Нас, детей, было много, и обычно рассказывал нам отец. Особенно я запомнила две истории.
«И шли мы и шли с востока не счесть сколько дней», — так начинал отец свою сказку.
После того как он побывал на разных фронтах первой мировой войны — сражался даже при Изонцо, — он попал в русский плен. В 1918 году вместе с двумя товарищами отец бежал из лагеря для военнопленных, и они пешком побрели на родину. Днем спали, а ночью шли. Шли прямо на утреннюю звезду. Их скитания длились целых девять месяцев — всей зимы не хватило, чтобы им добраться до дому. Обычно все сходились в просторной и теплой кухне, ребятишки постарше лущили кукурузу или щипали перья, а мы, малыши, жались по лавкам и ловили каждое слово отца. Часами сидели мы не шелохнувшись, пока не приходила пора ложиться спать.
О чем же была эта сказка?
О том, как три человека, три беглых солдата в рваных шинелях, бредут по бескрайней равнине.

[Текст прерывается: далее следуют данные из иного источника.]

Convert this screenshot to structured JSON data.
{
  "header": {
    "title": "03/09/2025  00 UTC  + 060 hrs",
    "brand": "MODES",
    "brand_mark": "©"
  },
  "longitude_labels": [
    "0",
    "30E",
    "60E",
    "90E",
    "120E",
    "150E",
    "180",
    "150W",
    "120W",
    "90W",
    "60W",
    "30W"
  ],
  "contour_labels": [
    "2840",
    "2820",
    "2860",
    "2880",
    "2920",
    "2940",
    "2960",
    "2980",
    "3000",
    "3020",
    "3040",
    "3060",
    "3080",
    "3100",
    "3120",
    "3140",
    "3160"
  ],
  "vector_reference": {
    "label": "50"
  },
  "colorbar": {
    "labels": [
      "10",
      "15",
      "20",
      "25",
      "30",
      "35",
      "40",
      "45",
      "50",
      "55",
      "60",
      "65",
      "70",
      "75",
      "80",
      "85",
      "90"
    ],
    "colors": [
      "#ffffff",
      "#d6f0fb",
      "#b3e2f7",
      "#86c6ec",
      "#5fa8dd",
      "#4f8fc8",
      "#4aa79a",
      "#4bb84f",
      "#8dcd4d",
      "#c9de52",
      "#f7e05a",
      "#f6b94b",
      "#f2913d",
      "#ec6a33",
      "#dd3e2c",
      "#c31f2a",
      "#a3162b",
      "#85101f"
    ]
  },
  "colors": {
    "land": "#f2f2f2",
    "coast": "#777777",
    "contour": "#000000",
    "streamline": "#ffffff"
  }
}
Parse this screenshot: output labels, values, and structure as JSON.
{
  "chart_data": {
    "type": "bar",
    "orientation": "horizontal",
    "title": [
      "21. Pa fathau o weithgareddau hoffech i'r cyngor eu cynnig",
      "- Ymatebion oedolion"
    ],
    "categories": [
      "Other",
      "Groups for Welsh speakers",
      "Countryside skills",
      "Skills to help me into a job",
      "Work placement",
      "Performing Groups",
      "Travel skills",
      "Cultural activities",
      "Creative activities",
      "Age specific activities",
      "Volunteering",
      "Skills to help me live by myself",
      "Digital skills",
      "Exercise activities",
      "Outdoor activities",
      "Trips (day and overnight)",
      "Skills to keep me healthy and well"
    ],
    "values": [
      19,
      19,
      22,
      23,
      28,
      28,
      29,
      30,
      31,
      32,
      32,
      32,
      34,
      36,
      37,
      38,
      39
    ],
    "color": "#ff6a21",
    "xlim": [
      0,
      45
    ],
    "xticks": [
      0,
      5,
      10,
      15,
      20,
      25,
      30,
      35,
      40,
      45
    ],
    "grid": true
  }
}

Помимо бесконечно долгого странствия, с ними ничего не случилось. Города обходили стороной и даже в деревни заглядывали редко, только когда кончалась соль. К тем местам, откуда доносились звуки боя, они не приближались, днем спали где-нибудь в стоге сена, по вечерам украдкой разводили костер, пекли выкопанную тайком в поле картошку и снова шли на запад. Прямо на утреннюю звезду. Попадались и реки; если поблизости не находили моста, шли вверх или вниз по течению, покуда не натыкались на плот или лодку, переправлялись и снова шли на запад. Когда рассветало, съедали остатки картошки, отыскивали подходящий стог сена, залезали в него, отсыпались и потом снова шли… И было в этом что-то бесконечное и безбрежное, как в самой жизни.

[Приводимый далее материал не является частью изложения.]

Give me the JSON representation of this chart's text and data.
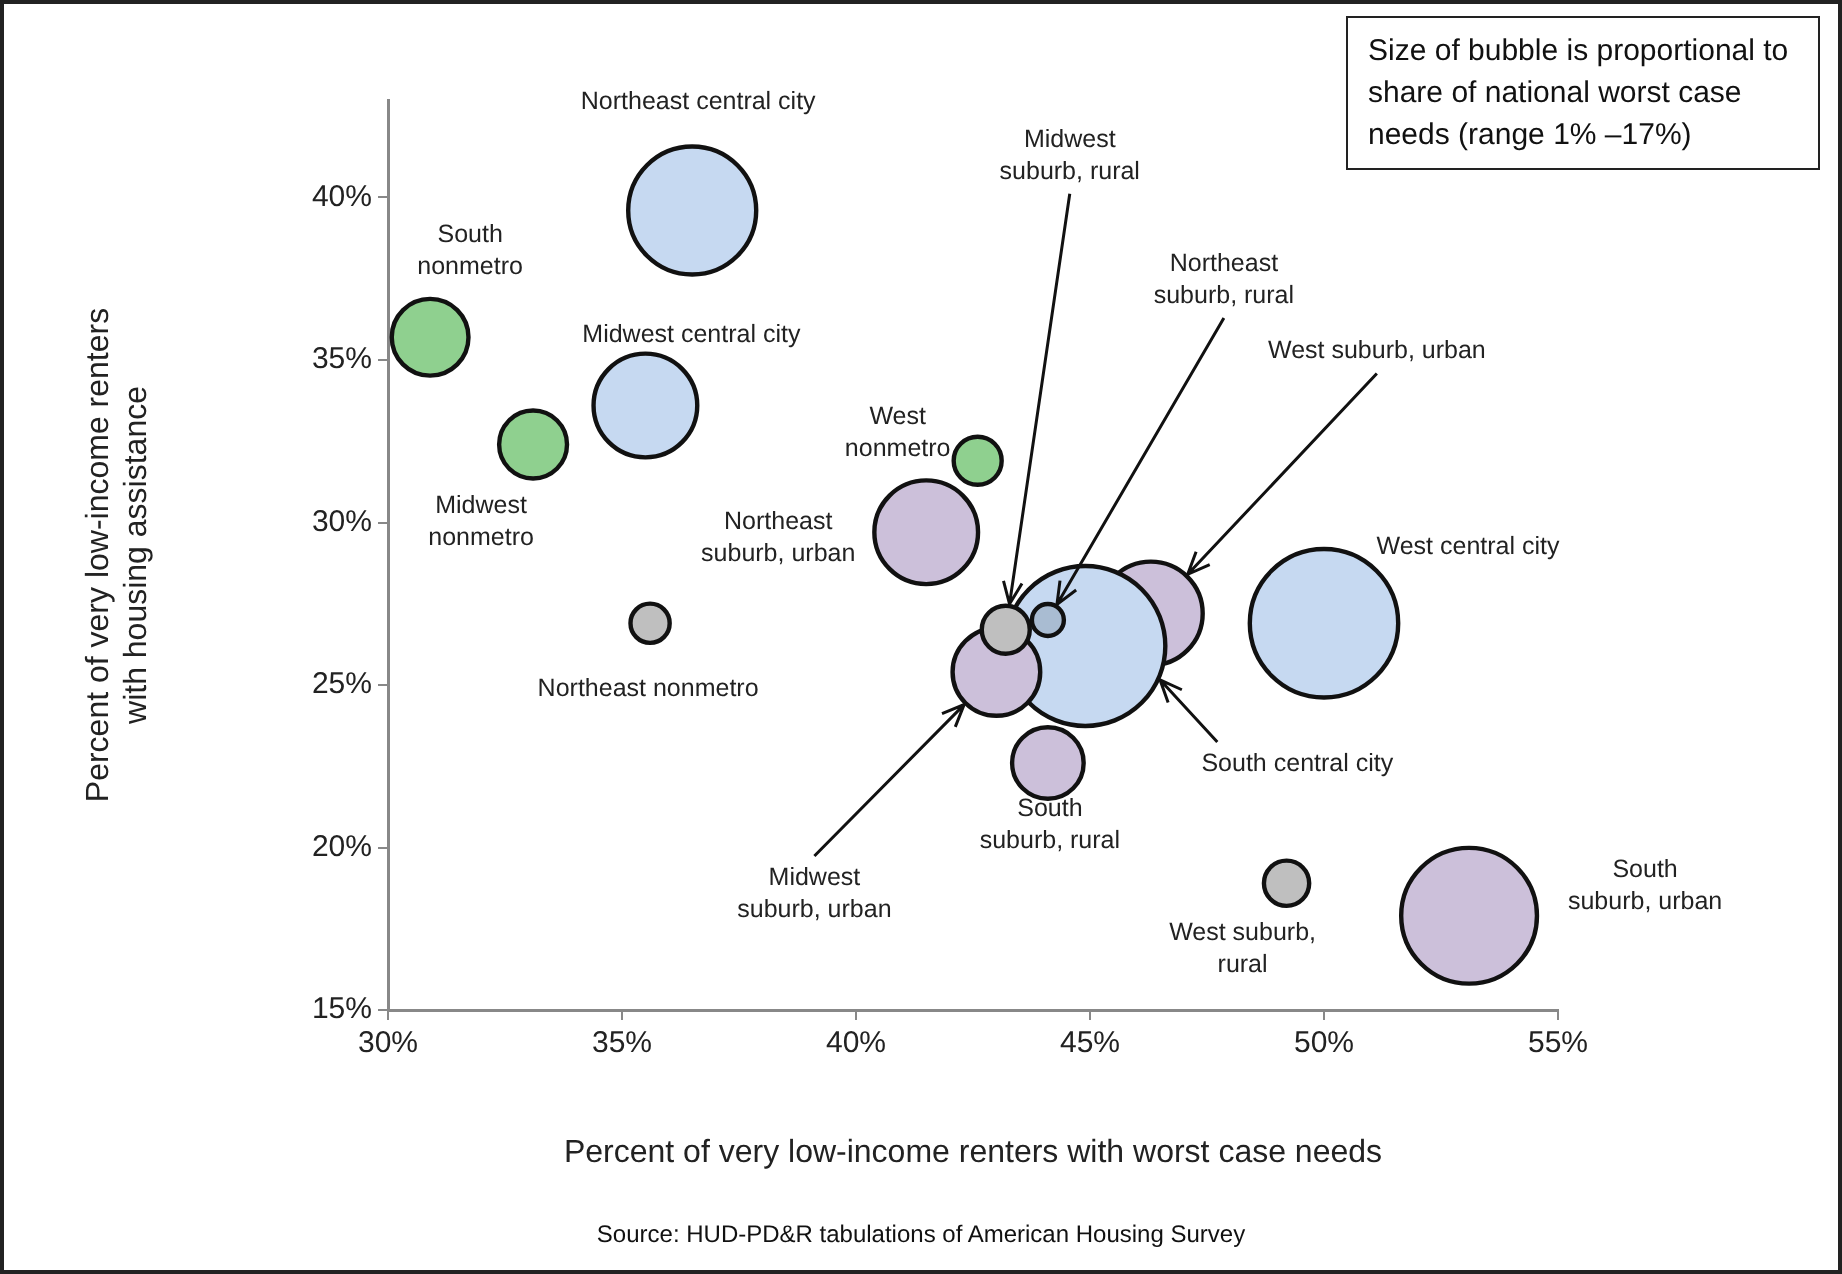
{
  "chart_data": {
    "type": "bubble",
    "xlabel": "Percent of very low-income renters with worst case needs",
    "ylabel": "Percent of very low-income renters with housing assistance",
    "xlim": [
      30,
      55
    ],
    "ylim": [
      15,
      43
    ],
    "xticks": [
      {
        "value": 30,
        "label": "30%"
      },
      {
        "value": 35,
        "label": "35%"
      },
      {
        "value": 40,
        "label": "40%"
      },
      {
        "value": 45,
        "label": "45%"
      },
      {
        "value": 50,
        "label": "50%"
      },
      {
        "value": 55,
        "label": "55%"
      }
    ],
    "yticks": [
      {
        "value": 15,
        "label": "15%"
      },
      {
        "value": 20,
        "label": "20%"
      },
      {
        "value": 25,
        "label": "25%"
      },
      {
        "value": 30,
        "label": "30%"
      },
      {
        "value": 35,
        "label": "35%"
      },
      {
        "value": 40,
        "label": "40%"
      }
    ],
    "grid": false,
    "legend": false,
    "annotations": [
      "Size of bubble is proportional to share of national worst case needs (range 1% –17%)",
      "Source: HUD-PD&R tabulations of American Housing Survey"
    ],
    "series": [
      {
        "name": "Northeast central city",
        "color": "#c6d9f1",
        "x": [
          36.5
        ],
        "values": [
          39.6
        ],
        "sizes": [
          0.64
        ]
      },
      {
        "name": "South nonmetro",
        "color": "#8fd08f",
        "x": [
          30.9
        ],
        "values": [
          35.7
        ],
        "sizes": [
          0.23
        ]
      },
      {
        "name": "Midwest central city",
        "color": "#c6d9f1",
        "x": [
          35.5
        ],
        "values": [
          33.6
        ],
        "sizes": [
          0.42
        ]
      },
      {
        "name": "Midwest nonmetro",
        "color": "#8fd08f",
        "x": [
          33.1
        ],
        "values": [
          32.4
        ],
        "sizes": [
          0.18
        ]
      },
      {
        "name": "West nonmetro",
        "color": "#8fd08f",
        "x": [
          42.6
        ],
        "values": [
          31.9
        ],
        "sizes": [
          0.09
        ]
      },
      {
        "name": "Northeast suburb, urban",
        "color": "#ccc0da",
        "x": [
          41.5
        ],
        "values": [
          29.7
        ],
        "sizes": [
          0.42
        ]
      },
      {
        "name": "Northeast nonmetro",
        "color": "#bfbfbf",
        "x": [
          35.6
        ],
        "values": [
          26.9
        ],
        "sizes": [
          0.06
        ]
      },
      {
        "name": "Midwest suburb, rural",
        "color": "#bfbfbf",
        "x": [
          43.2
        ],
        "values": [
          26.7
        ],
        "sizes": [
          0.09
        ]
      },
      {
        "name": "Northeast suburb, rural",
        "color": "#a9bcd2",
        "x": [
          44.1
        ],
        "values": [
          27.0
        ],
        "sizes": [
          0.04
        ]
      },
      {
        "name": "Midwest suburb, urban",
        "color": "#ccc0da",
        "x": [
          43.0
        ],
        "values": [
          25.4
        ],
        "sizes": [
          0.3
        ]
      },
      {
        "name": "South central city",
        "color": "#c6d9f1",
        "x": [
          44.9
        ],
        "values": [
          26.2
        ],
        "sizes": [
          1
        ]
      },
      {
        "name": "West suburb, urban",
        "color": "#ccc0da",
        "x": [
          46.3
        ],
        "values": [
          27.2
        ],
        "sizes": [
          0.42
        ]
      },
      {
        "name": "West central city",
        "color": "#c6d9f1",
        "x": [
          50.0
        ],
        "values": [
          26.9
        ],
        "sizes": [
          0.86
        ]
      },
      {
        "name": "South suburb, rural",
        "color": "#ccc0da",
        "x": [
          44.1
        ],
        "values": [
          22.6
        ],
        "sizes": [
          0.2
        ]
      },
      {
        "name": "West suburb, rural",
        "color": "#bfbfbf",
        "x": [
          49.2
        ],
        "values": [
          18.9
        ],
        "sizes": [
          0.08
        ]
      },
      {
        "name": "South suburb, urban",
        "color": "#ccc0da",
        "x": [
          53.1
        ],
        "values": [
          17.9
        ],
        "sizes": [
          0.72
        ]
      }
    ]
  }
}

Сколько бы нам об этом ни рассказывали, мы никак не могли наслушаться.
Долгими зимними вечерами отец, бывало, пересказывал нам все, что сам читал в молодости, — «Тайну нищего», «Михаила Строгова», пересказывал «Золотого человека» Йокаи и другие его романы, но больше всего нам нравилась его история: «И шли мы и шли с востока…»
В чем заключалось очарование этого рассказа?
Мне кажется, с одной стороны, в драматизме повествования, которое создавали простые, вполне доступные воображению ребенка заботы: найдут ли путники ночлег? Где они достанут еду? Попадется ли им в пути ручей или колодец, чтобы утолить жажду?
Помню, после этих рассказов я проваливалась в свою перину, будто в стог сена где-нибудь в бескрайней русской степи.
С другой стороны, сколько существует человечество, столько живет и жажда странствий. В каменный век площадь в сто квадратных километров могла прокормить лишь троих человек. Племенам, чтобы не умереть с голоду, постоянно приходилось кочевать. Человечество не так уж давно ведет оседлый образ жизни, гораздо больше времени оно провело в скитаниях. И должно быть, отцовский рассказ будил в нас, детях, какую-то атавистическую тягу к бродяжничеству. Позднее точно такое же чувство вызывали во мне легенда о трех восточных царях, отправившихся искать младенца, которую мы учили в школе, и сказка о чудесном олене, и многое другое.